Un influenceur qui montre sa vie avec un chien ou un chat donne envie d’avoir, vous aussi, un compagnon. Cela peut être beau, inspirant, réconfortant. Mais si la même personne abandonne ensuite son animal parce que c’est « trop compliqué », quel exemple donne-t-elle ? Elle montre, même sans le dire clairement, qu’un animal est remplaçable. Qu’on peut s’attacher, puis jeter.
Cela banalise l’abandon. Cela fait croire qu’il existe toujours une solution facile, qu’un refuge prendra le relais, que « quelqu’un d’autre » s’en occupera. Pourtant, les refuges n’ont pas de place infinie. Ils manquent de moyens, de bénévoles, de temps. Chaque abandon pèse sur un système déjà fragile.
Et vous, que pouvez-vous faire concrètement ?
Face à ces histoires, on peut se sentir impuissant. Pourtant, chacun peut agir à son niveau. Avant tout, en réfléchissant vraiment avant d’adopter. Avez-vous les moyens, le temps, la stabilité pour garder un animal pendant plusieurs années ? Pouvez-vous le prendre avec vous en cas de déménagement à l’étranger, de changement de travail, de séparation ? Ce sont des questions un peu inconfortables, mais nécessaires.
Ensuite, en soutenant les refuges et associations. Même à distance, vous pouvez :
- faire un petit don quand vous le pouvez
- partager les annonces d’animaux à adopter
- sponsoriser la nourriture ou les soins d’un animal
- parler autour de vous de la responsabilité animale
Enfin, en choisissant mieux qui vous suivez. Un influenceur qui respecte les animaux, qui les garde malgré les difficultés, qui explique les démarches, mérite plus d’attention que celui qui les abandonne pour simplifier sa vie.
Voyager avec son animal : oui, c’est possible
La « paperasse » n’est pas un mur infranchissable. C’est une étape. Avec un peu d’organisation, on peut emmener son animal presque partout. Voici les grandes lignes, qui peuvent varier selon les pays :
- prendre rendez-vous chez le vétérinaire au moins 1 à 2 mois avant le départ
- vérifier les vaccins obligatoires (notamment contre la rage)
- faire pucer ou identifier l’animal si ce n’est pas déjà fait
- demander un certificat de bonne santé récent
- se renseigner auprès de la compagnie aérienne sur les conditions de transport
- préparer une cage ou un sac adapté à son poids et à sa taille
Oui, cela prend du temps. Oui, cela coûte un peu d’argent. Mais c’est le prix normal d’un engagement pris le jour où l’on a ouvert la porte de chez soi à cet animal.
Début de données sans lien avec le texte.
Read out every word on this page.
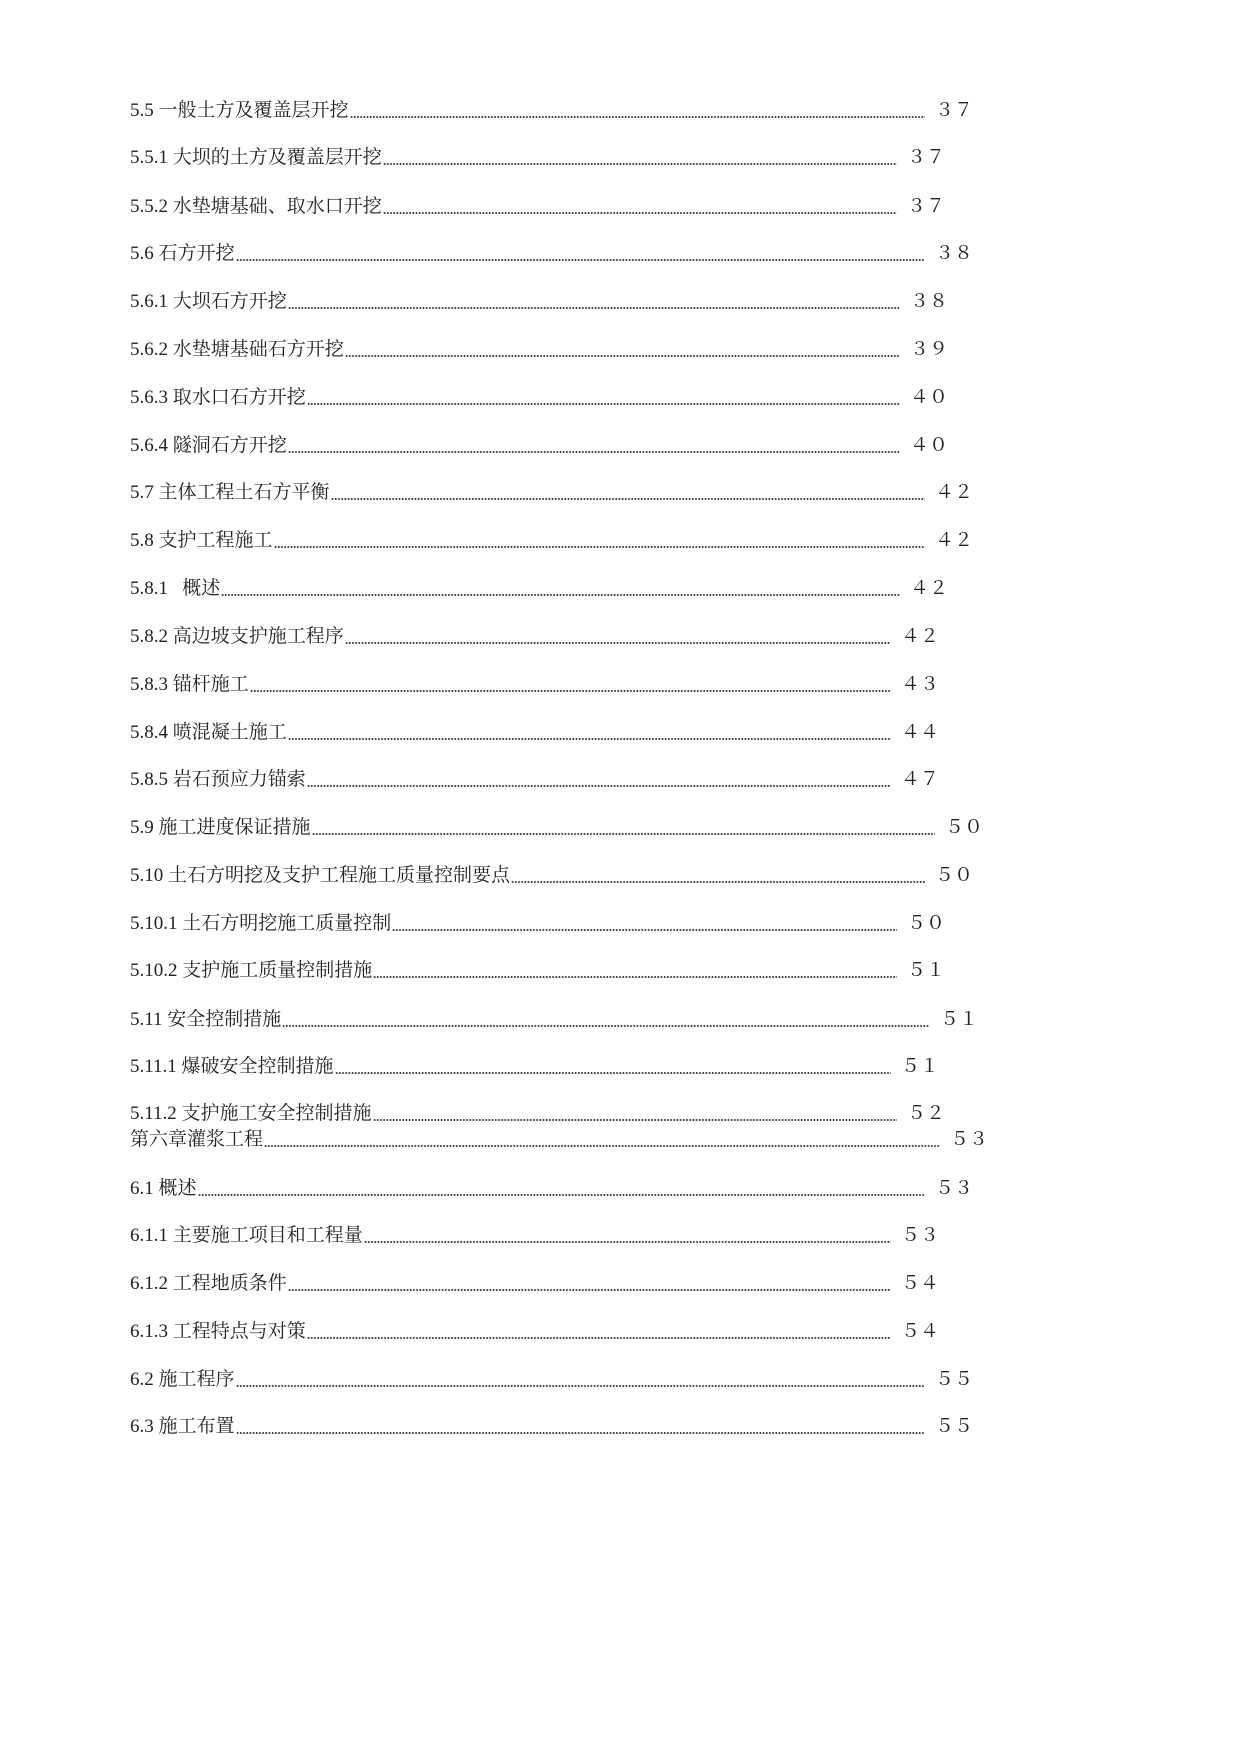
5.5 一般土方及覆盖层开挖	３７
5.5.1 大坝的土方及覆盖层开挖	３７
5.5.2 水垫塘基础、取水口开挖	３７
5.6 石方开挖	３８
5.6.1 大坝石方开挖	３８
5.6.2 水垫塘基础石方开挖	３９
5.6.3 取水口石方开挖	４０
5.6.4 隧洞石方开挖	４０
5.7 主体工程土石方平衡	４２
5.8 支护工程施工	４２
5.8.1   概述	４２
5.8.2 高边坡支护施工程序	４２
5.8.3 锚杆施工	４３
5.8.4 喷混凝土施工	４４
5.8.5 岩石预应力锚索	４７
5.9 施工进度保证措施	５０
5.10 土石方明挖及支护工程施工质量控制要点	５０
5.10.1 土石方明挖施工质量控制	５０
5.10.2 支护施工质量控制措施	５１
5.11 安全控制措施	５１
5.11.1 爆破安全控制措施	５１
5.11.2 支护施工安全控制措施	５２
第六章灌浆工程	５３
6.1 概述	５３
6.1.1 主要施工项目和工程量	５３
6.1.2 工程地质条件	５４
6.1.3 工程特点与对策	５４
6.2 施工程序	５５
6.3 施工布置	５５
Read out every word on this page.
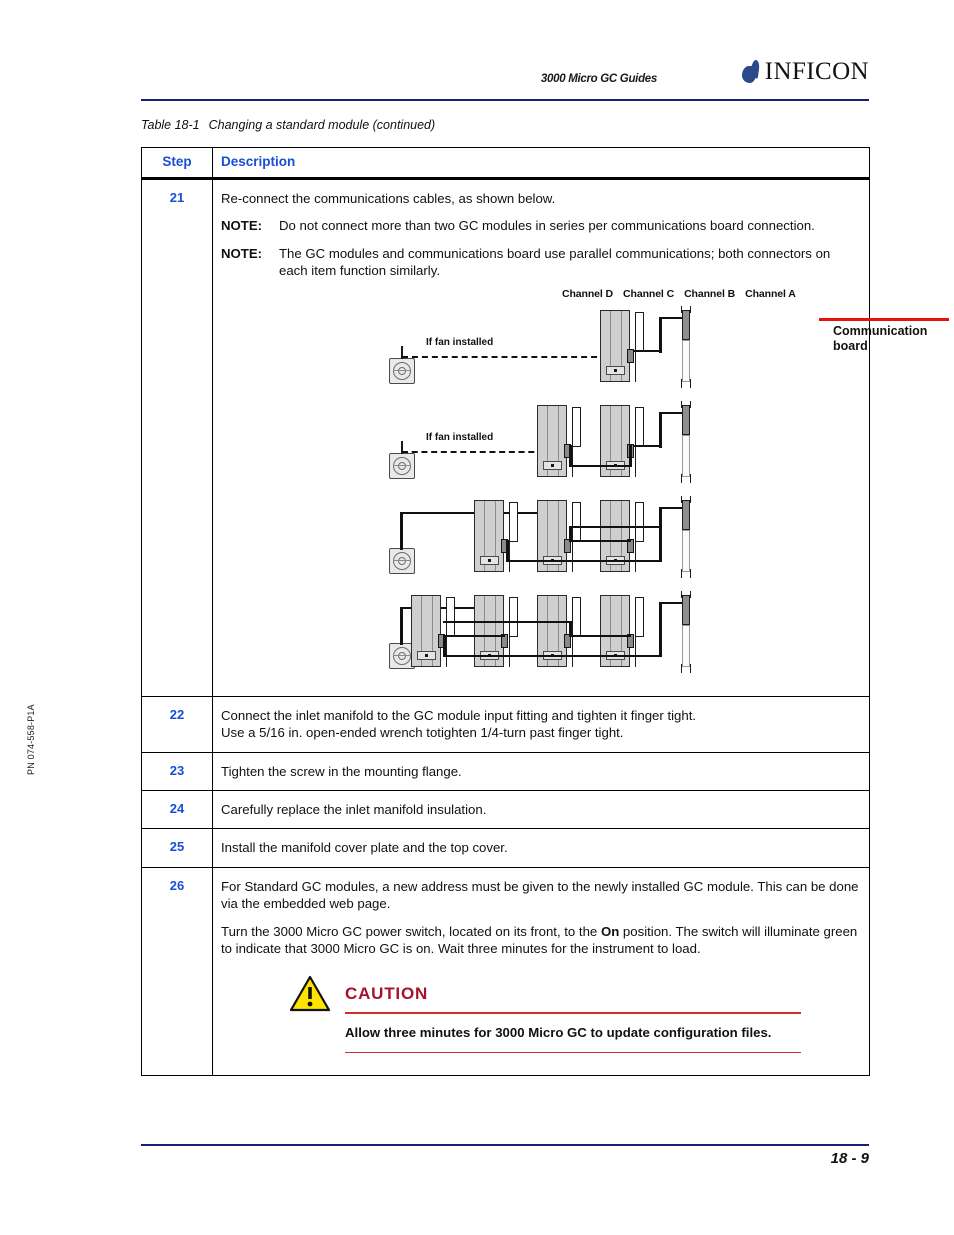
3000 Micro GC Guides	INFICON
PN 074-558-P1A
Table 18-1 Changing a standard module (continued)
Step	Description
21	Re-connect the communications cables, as shown below.

NOTE:	Do not connect more than two GC modules in series per communications board connection.
NOTE:	The GC modules and communications board use parallel communications; both connectors on each item function similarly.
Channel D Channel C Channel B Channel A
Communication board
If fan installed
If fan installed

22	Connect the inlet manifold to the GC module input fitting and tighten it finger tight.
Use a 5/16 in. open-ended wrench totighten 1/4-turn past finger tight.

23	Tighten the screw in the mounting flange.
24	Carefully replace the inlet manifold insulation.
25	Install the manifold cover plate and the top cover.
26	For Standard GC modules, a new address must be given to the newly installed GC module. This can be done via the embedded web page.

Turn the 3000 Micro GC power switch, located on its front, to the On position. The switch will illuminate green to indicate that 3000 Micro GC is on. Wait three minutes for the instrument to load.

CAUTION
Allow three minutes for 3000 Micro GC to update configuration files.
18 - 9
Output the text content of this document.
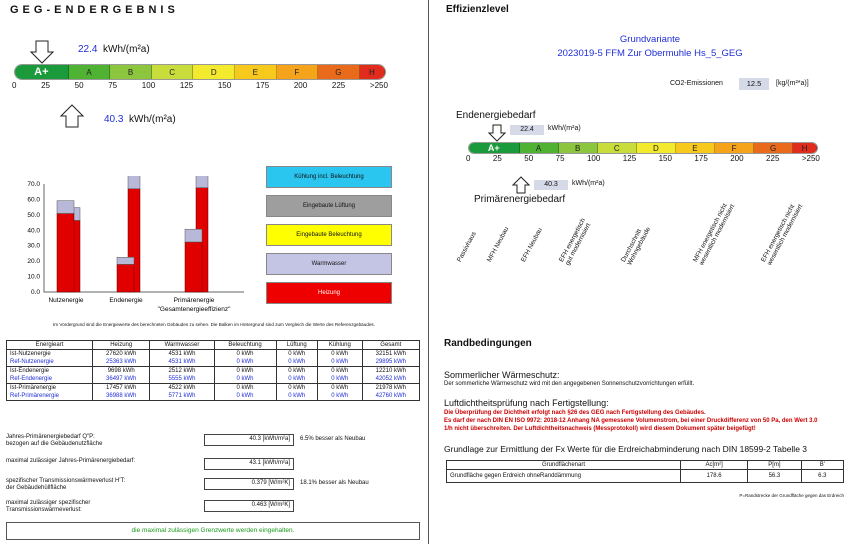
GEG-ENDERGEBNIS
22.4 kWh/(m²a)
A+	A	B	C	D	E	F	G	H
0	25	50	75	100	125	150	175	200	225	>250
40.3 kWh/(m²a)
70.0
60.0
50.0
40.0
30.0
20.0
10.0
0.0
Nutzenergie	Endenergie	Primärenergie
"Gesamtenergieeffizienz"
Kühlung incl. Beleuchtung
Eingebaute Lüftung
Eingebaute Beleuchtung
Warmwasser
Heizung
Im Vordergrund sind die Energiewerte des berechneten Gebäudes zu sehen. Die Balken im Hintergrund sind zum Vergleich die Werte des Referenzgebäudes.
Energieart	Heizung	Warmwasser	Beleuchtung	Lüftung	Kühlung	Gesamt
Ist-Nutzenergie	27620 kWh	4531 kWh	0 kWh	0 kWh	0 kWh	32151 kWh
Ref-Nutzenergie	25363 kWh	4531 kWh	0 kWh	0 kWh	0 kWh	29895 kWh
Ist-Endenergie	9698 kWh	2512 kWh	0 kWh	0 kWh	0 kWh	12210 kWh
Ref-Endenergie	36497 kWh	5555 kWh	0 kWh	0 kWh	0 kWh	42052 kWh
Ist-Primärenergie	17457 kWh	4522 kWh	0 kWh	0 kWh	0 kWh	21978 kWh
Ref-Primärenergie	36988 kWh	5771 kWh	0 kWh	0 kWh	0 kWh	42760 kWh
Jahres-Primärenergiebedarf Q"P:
bezogen auf die Gebäudenutzfläche
40.3 [kWh/m²a]	6.5% besser als Neubau
maximal zulässiger Jahres-Primärenergiebedarf:	43.1 [kWh/m²a]
spezifischer Transmissionswärmeverlust H'T:
der Gebäudehüllfläche
0.379 [W/m²K]	18.1% besser als Neubau
maximal zulässiger spezifischer
Transmissionswärmeverlust:
0.463 [W/m²K]
die maximal zulässigen Grenzwerte werden eingehalten.
Effizienzlevel
Grundvariante
2023019-5 FFM Zur Obermuhle Hs_5_GEG
CO2-Emissionen	12.5	[kg/(m²*a)]
Endenergiebedarf
22.4	kWh/(m²a)
A+	A	B	C	D	E	F	G	H
0	25	50	75	100	125	150	175	200	225	>250
40.3	kWh/(m²a)
Primärenergiebedarf
Passivhaus MFH Neubau EFH Neubau EFH energetisch
gut modernisiert	Durchschnitt
Wohngebäude	MFH energetisch nicht
wesentlich modernisiert	EFH energetisch nicht
wesentlich modernisiert
Randbedingungen
Sommerlicher Wärmeschutz:
Der sommerliche Wärmeschutz wird mit den angegebenen Sonnenschutzvorrichtungen erfüllt.
Luftdichtheitsprüfung nach Fertigstellung:
Die Überprüfung der Dichtheit erfolgt nach §26 des GEG nach Fertigstellung des Gebäudes.
Es darf der nach DIN EN ISO 9972: 2018-12 Anhang NA gemessene Volumenstrom, bei einer Druckdifferenz von 50 Pa, den Wert 3.0
1/h nicht überschreiten. Der Luftdichtheitsnachweis (Messprotokoll) wird diesem Dokument später beigefügt!
Grundlage zur Ermittlung der Fx Werte für die Erdreichabminderung nach DIN 18599-2 Tabelle 3
Grundflächenart	Ac[m²]	P[m]	B'
Grundfläche gegen Erdreich ohneRanddämmung	178.6	56.3	6.3
P=Randstrecke der Grundfläche gegen das Erdreich
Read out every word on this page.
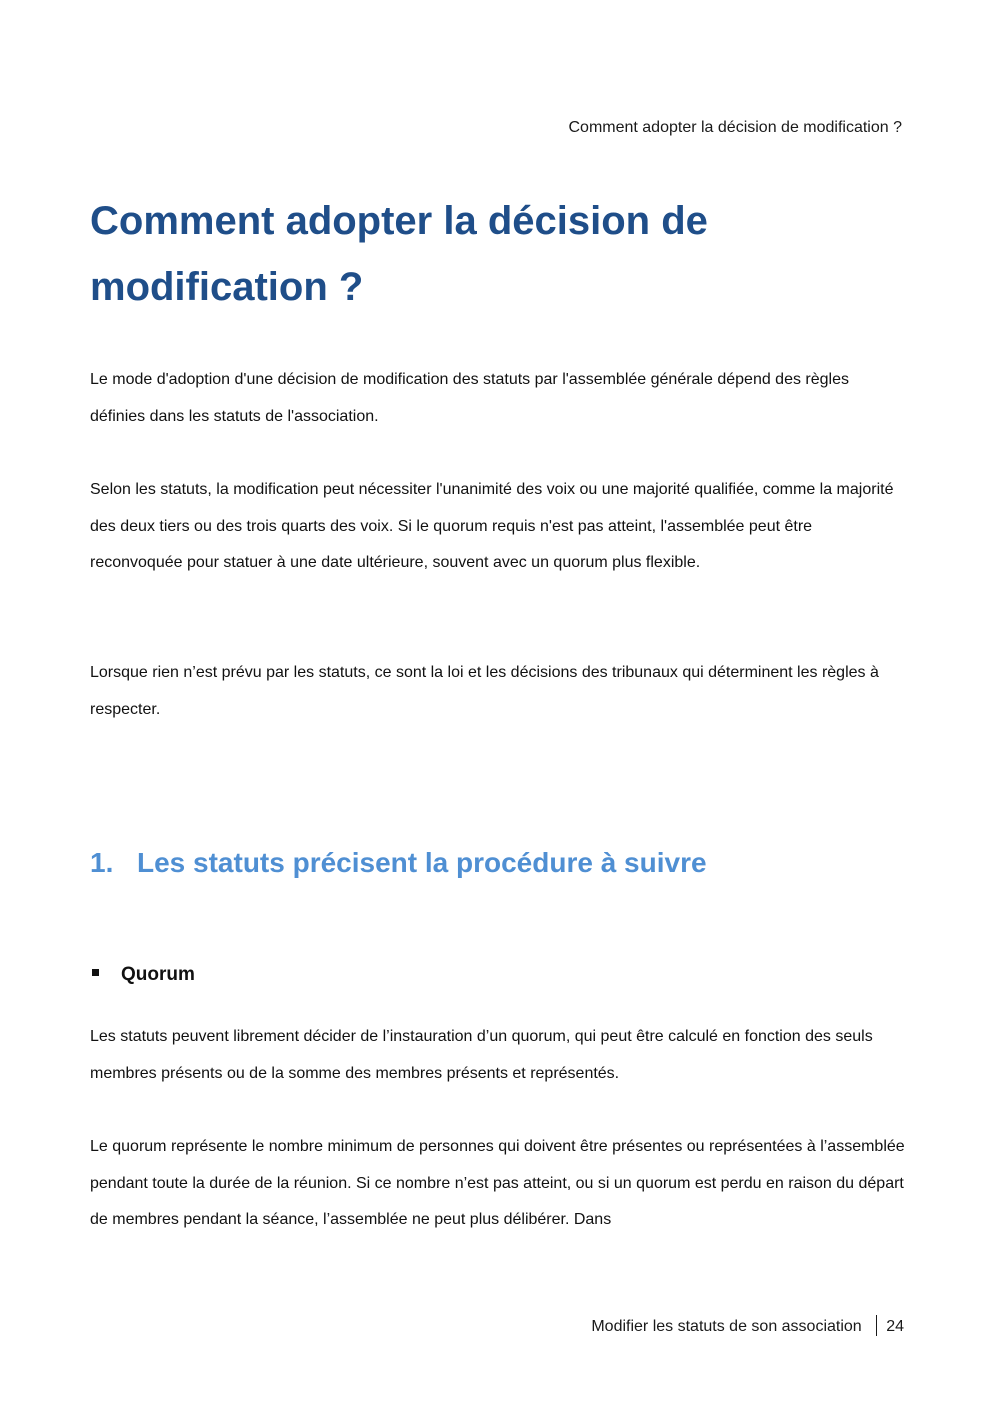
Comment adopter la décision de modification ?
Comment adopter la décision de modification ?

Le mode d'adoption d'une décision de modification des statuts par l'assemblée générale dépend des règles définies dans les statuts de l'association.

Selon les statuts, la modification peut nécessiter l'unanimité des voix ou une majorité qualifiée, comme la majorité des deux tiers ou des trois quarts des voix. Si le quorum requis n'est pas atteint, l'assemblée peut être reconvoquée pour statuer à une date ultérieure, souvent avec un quorum plus flexible.

Lorsque rien n’est prévu par les statuts, ce sont la loi et les décisions des tribunaux qui déterminent les règles à respecter.

1. Les statuts précisent la procédure à suivre
Quorum

Les statuts peuvent librement décider de l’instauration d’un quorum, qui peut être calculé en fonction des seuls membres présents ou de la somme des membres présents et représentés.

Le quorum représente le nombre minimum de personnes qui doivent être présentes ou représentées à l’assemblée pendant toute la durée de la réunion. Si ce nombre n’est pas atteint, ou si un quorum est perdu en raison du départ de membres pendant la séance, l’assemblée ne peut plus délibérer. Dans

Modifier les statuts de son association 24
Le vrai luxe, c’est la fidélité
Dubaï montre souvent une image de réussite : gratte-ciel, soirées, shopping, piscines à débordement. Pourtant, face à un chien abandonné dans un refuge, tout ce décor perd de sa brillance. Le vrai luxe, ce n’est pas d’échapper à la « paperasse ». C’est de rester fidèle à ses choix, même quand cela demande des efforts.
Vous n’êtes peut-être pas influenceur, vous ne vivez peut-être pas à Dubaï. Mais si vous avez un animal, vous connaissez ce regard qui vous suit partout, cette joie quand vous rentrez, cette présence silencieuse les jours difficiles. Abandonner cela pour quelques formulaires de plus, est-ce vraiment raisonnable ? La question dérange, et pourtant elle mérite d’être posée.
Vers une autre façon de voir les animaux
Cette affaire d’influenceurs qui quittent Dubaï en laissant leurs bêtes derrière eux choque. Mais elle peut aussi servir de déclic. Elle nous oblige à revoir notre rapport aux animaux. Non plus comme des décorations de vie idéale, mais comme des compagnons, au sens plein du mot.
Au final, un pays, une ville, une communauté se jugent aussi à la façon dont ils traitent les plus vulnérables. Les animaux en font partie. Et peut-être qu’un jour, la vraie tendance sur les réseaux ne sera plus de montrer le plus beau chien. Mais de montrer comment on l’accompagne, du premier jour au dernier, malgré les changements, malgré les papiers, malgré tout.